Another important question may be one of funding, which isn’t guaranteed by monument status, to provide for the monument’s basic needs. Benhari says that it would still be hard to get any new funding through Congress, but Keeley notes that national monuments get eight times more funding than other federal lands.
Activists say there could be threats to public safety, as the planners did not reach out to Cal Fire or the Santa Cruz County Sheriff’s Office early on to start a discussion. Santa Cruz County Sheriff Jim Hart notes that he isn’t “in a position to determine whether it’s a good thing or bad thing,” but he is concerned that Cal Fire and the sheriff’s office were left out of the early stages of the planning process.
Hart says it would cost $700,000 to $800,000 to pay an extra deputy to police the North Coast 24 hours a day. He worries that with steep cliffs, strong ocean currents and the looming threat of forest fires, an influx of thousands of new visitors could pose a huge risk.
Indeed, public safety is something that still has to be ironed out, says District 1 County Supervisor Ryan Coonerty, who has a little over 3,000 constituents split between Davenport and Bonny Doon, and has been talking closely with both planners and neighbors. He boils his major concerns down into three areas, “trauma, traffic and trash”—all of which, he says, need to be addressed on the North Coast regardless of whether there’s a national monument or not.

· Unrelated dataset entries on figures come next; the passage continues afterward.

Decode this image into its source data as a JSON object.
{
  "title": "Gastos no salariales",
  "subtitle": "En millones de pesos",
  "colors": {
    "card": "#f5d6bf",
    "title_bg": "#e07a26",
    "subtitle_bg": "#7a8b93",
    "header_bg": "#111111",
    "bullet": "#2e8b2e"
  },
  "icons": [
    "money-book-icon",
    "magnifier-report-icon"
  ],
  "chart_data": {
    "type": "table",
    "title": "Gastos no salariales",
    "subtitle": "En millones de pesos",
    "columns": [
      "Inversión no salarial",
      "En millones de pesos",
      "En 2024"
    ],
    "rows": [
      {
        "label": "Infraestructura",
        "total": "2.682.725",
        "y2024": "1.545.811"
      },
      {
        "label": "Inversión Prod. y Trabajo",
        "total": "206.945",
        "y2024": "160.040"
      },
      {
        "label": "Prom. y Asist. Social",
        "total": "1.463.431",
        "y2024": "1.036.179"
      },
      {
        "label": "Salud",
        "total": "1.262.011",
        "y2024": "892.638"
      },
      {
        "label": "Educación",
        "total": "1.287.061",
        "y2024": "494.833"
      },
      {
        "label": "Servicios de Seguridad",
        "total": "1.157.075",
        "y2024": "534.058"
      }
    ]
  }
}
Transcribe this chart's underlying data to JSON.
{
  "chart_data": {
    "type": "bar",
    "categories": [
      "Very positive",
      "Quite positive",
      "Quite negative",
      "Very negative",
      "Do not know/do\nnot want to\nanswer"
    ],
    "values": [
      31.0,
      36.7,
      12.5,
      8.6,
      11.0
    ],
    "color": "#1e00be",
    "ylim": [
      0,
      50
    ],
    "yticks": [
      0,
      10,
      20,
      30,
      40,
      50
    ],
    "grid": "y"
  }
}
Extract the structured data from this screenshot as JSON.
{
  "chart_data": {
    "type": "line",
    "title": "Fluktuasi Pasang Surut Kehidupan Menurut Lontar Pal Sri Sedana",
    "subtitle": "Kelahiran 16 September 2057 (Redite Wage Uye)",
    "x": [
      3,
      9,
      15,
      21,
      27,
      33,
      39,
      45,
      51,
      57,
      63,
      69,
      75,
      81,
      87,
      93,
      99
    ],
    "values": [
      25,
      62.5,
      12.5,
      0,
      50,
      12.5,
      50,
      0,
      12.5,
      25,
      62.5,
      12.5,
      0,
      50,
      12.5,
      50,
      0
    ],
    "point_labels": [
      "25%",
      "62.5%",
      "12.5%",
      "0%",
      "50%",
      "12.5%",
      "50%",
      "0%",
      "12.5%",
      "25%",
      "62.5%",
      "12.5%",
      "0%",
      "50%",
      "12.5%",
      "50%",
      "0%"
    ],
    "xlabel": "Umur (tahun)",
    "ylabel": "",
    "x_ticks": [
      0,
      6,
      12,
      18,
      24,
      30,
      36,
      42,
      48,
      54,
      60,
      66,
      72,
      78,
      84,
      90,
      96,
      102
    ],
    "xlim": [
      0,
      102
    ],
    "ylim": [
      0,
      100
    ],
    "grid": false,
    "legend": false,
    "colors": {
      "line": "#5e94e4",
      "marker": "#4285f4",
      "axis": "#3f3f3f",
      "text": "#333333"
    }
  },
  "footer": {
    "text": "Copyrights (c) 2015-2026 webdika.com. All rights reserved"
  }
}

Coonerty has worked with Davenport residents to make sure their concerns were heard. He went to Washington to meet with White House officials, as well as Rep. Anna Eshoo and Sen. Barbara Boxer, who have proposed bills to make the Coast Dairies a national monument. Although each bill is a long shot to pass in a Republican-controlled Congress, their language would hopefully serve as a template for Obama’s declaration if he makes one, Coonerty says.
Coonerty adds that the proposal is still early in the public process, and there will be more chances for input, including through the Bureau of Land Management, further down the road if Coast Dairies does get its designation.
Keeley and Reed say this is the time to push for a monument, as it’s an action presidents often take as they’re about to leave office. They say some of the details for the space’s use can be ironed out later.
But that roadmap is the kind that doesn’t sit well with Sheriff Hart, who would rather feel confident that the monument—if there’s going to be one—has the resources it needs. “It’s a lot like building a house without building codes or plumbing or electricity,” Hart says. “You have to have the infrastructure in place.”
Keeley and Reed say they would like to give the people what they want. And according to their poll data, the people of Santa Cruz County overwhelmingly want recreational green space on the North Coast. Keeley notes that when Davenport and Bonny Doon neighbors wanted to help secure the $45 million CEMEX parcel in 1998, he helped secure $6 million in state funding—so, he says, other Californians farther away from the park have a stake in it, too.
“Our view is this,” says Keeley. “The people of Davenport and Bonny Doon love Coast Dairies. The people of Santa Cruz, Capitola and Watsonville love Coast Dairies. There’s a disagreement about how best to love it.”
VIEW FROM THE TOP Leaders of the Coast Dairies campaign want President Obama to make a designation before he leaves office.